As you sit at your computer and surf the Internet, you can’t help but be amazed at how the Internet has opened up one’s ability to visit lands and sights and gather information you might never be able to without it. Indeed entering an area of interest and with a simple click of a mouse, you receive potentially millions of ways to explore the subject of your choice. But something that is frequently looking for you as you search are cookies.
Cookies are small text files, sometimes encrypted. They are often located in web directories and are placed by web developers to allow visitors to travel their sites in an organized manner. Session cookies store information about a visitor’s travels on the sight, allowing the visitor to pick up where they left off, following an interruption. If you happen to be doing some shopping on a site, cookies can also keep track of your choices as you go along, not requiring you to list everything you selected at the end of your session.
Cookies should not be considered viruses. Cookies are made up of simple text, not code. Thus, they can not receive an order to execute and they are unable to execute by themselves. They are unable to copy themselves or spread to other networks and wreak havoc.

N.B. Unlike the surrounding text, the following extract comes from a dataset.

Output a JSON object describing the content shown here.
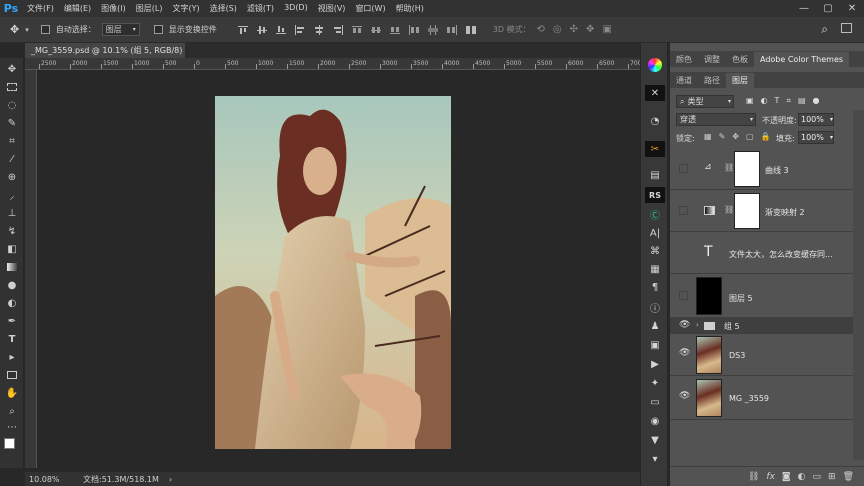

However there is a chance for cookies to be used as a form of spyware, as they contain information regarding a visitor’s browsing history and preferences. However most common computer security products and anti-spyware programs are knowledgeable about cookies and frequently bring them up for deletion following security scans.
While cookies are unavoidable while surfing the Internet there are two things one can do to keep protected. One is to set your browser’s cookie setting to a security level you are happy with. The second is to keep a reliable and updated security and anti-spyware program on your computer.
Being aware of and ready for experiences with cookies will allow you to surf the Internet with confidence.